Tableau représentant l’appel du jeune homme riche de l’évangile (Mt 19, 22) par Henrich Hofmann (1889) - Père Edouard Divry  ( à droite)
Tableau représentant l’appel du jeune homme riche de l’évangile (Mt 19, 22) par Henrich Hofmann (1889) - Père Edouard Divry ( à droite)
Face au relativisme ambiant et à la tentation d’une éthique sans vérité, le père Edouard Divry analyse la crise profonde de l’agir humain et les dérives morales contemporaines

En ce début d’année, nous vous proposons une interview exclusive du père Edouard Divry,Maître en philosophie et docteur en théologie, qui livre une analyse de la crise morale contemporaine. Avec LA MORALE BOUGE ENCORE ( éditions TEQUI ), le frère dominicain revient sur les fondements immuables de la morale chrétienne, leur déploiement vivant dans l’histoire, et leurs implications politiques, sociales et spirituelles, à l’heure où le relativisme et l’« éthique sans vérité » brouillent les repères essentiels de l’agir humain.
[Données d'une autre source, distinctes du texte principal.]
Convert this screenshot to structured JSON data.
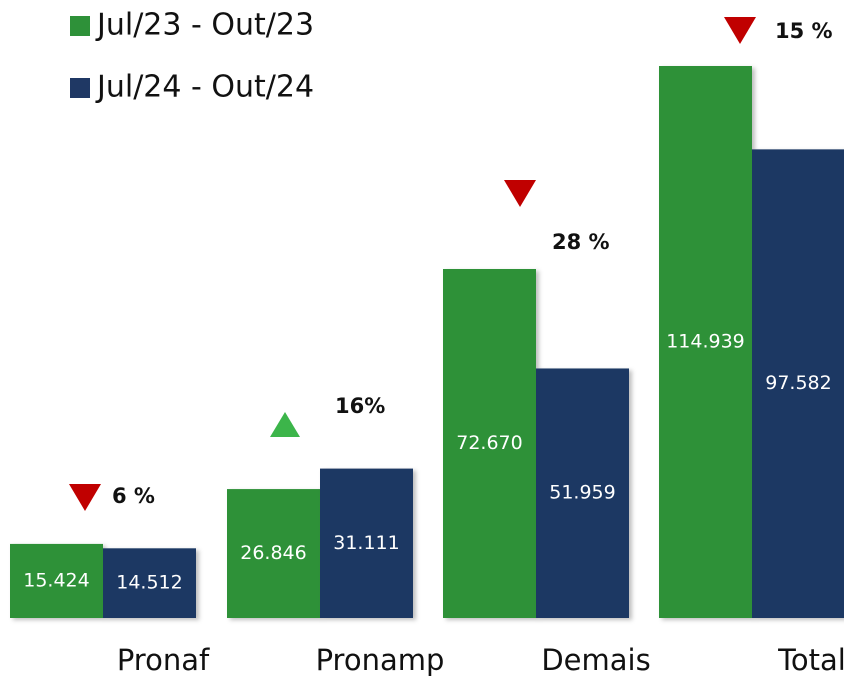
{
  "chart_data": {
    "type": "bar",
    "categories": [
      "Pronaf",
      "Pronamp",
      "Demais",
      "Total"
    ],
    "series": [
      {
        "name": "Jul/23 - Out/23",
        "color": "#2e9139",
        "values": [
          15424,
          26846,
          72670,
          114939
        ],
        "value_labels": [
          "15.424",
          "26.846",
          "72.670",
          "114.939"
        ]
      },
      {
        "name": "Jul/24 - Out/24",
        "color": "#1f3864",
        "values": [
          14512,
          31111,
          51959,
          97582
        ],
        "value_labels": [
          "14.512",
          "31.111",
          "51.959",
          "97.582"
        ]
      }
    ],
    "change_labels": [
      "6 %",
      "16%",
      "28 %",
      "15 %"
    ],
    "change_directions": [
      "down",
      "up",
      "down",
      "down"
    ],
    "change_colors": {
      "down": "#c00000",
      "up": "#3cb54a"
    }
  }
}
Philippe Marie, Tribune Chrétienne : Après la Foi expresse vous offrez au public un nouveau livre La morale bouge encore, pourquoi ? Tout n’a pas déjà été dit dans les en-bref du Catéchisme de l’Église catholique en la partie qui concerne les 10 Commandements ?

Père Edouard Divry : Loin de là. Un catéchisme est comme un hors d’œuvre avant le plat de résistance, les antipasti italiens avant les plats principaux, il primo, il secundo ! J’ai été frappé par les proportions entre le Catéchisme romain à la suite du concile de Trente qui répondait à la crise protestante au XVIe siècle, et ceux du Catéchisme de l’Église Catholique à la fin du XXe siècle. À Trente, il fallait d’urgence colmater la béance de la négation par la Réformation de presque tous les sacrements, sauf le baptême. Le Catéchisme romain dédie 37% de son contenu à ceux-ci et une part égale aux trois autres parties très équilibrées (foi/credo ; charité-agir chrétien/10 Commandements ; espérance/Notre Père). Avec Vatican II, le souci était la perte de la foi due à la montée des idéologies athées, ainsi la partie sur le credo, la foi, passe en premier avec 38% du volume total, mais les autres parts ne sont pas égales. Vient en second la morale avec 27%. Outre la crise de foi, il fallait répondre à une crise de l’agir chrétien. C’est ce à quoi je me suis employé à répondre dans ce livre.

Philippe Marie, Tribune Chrétienne : La morale bouge encore, fluctue-t-elle au risque d’être considérée comme opportuniste ?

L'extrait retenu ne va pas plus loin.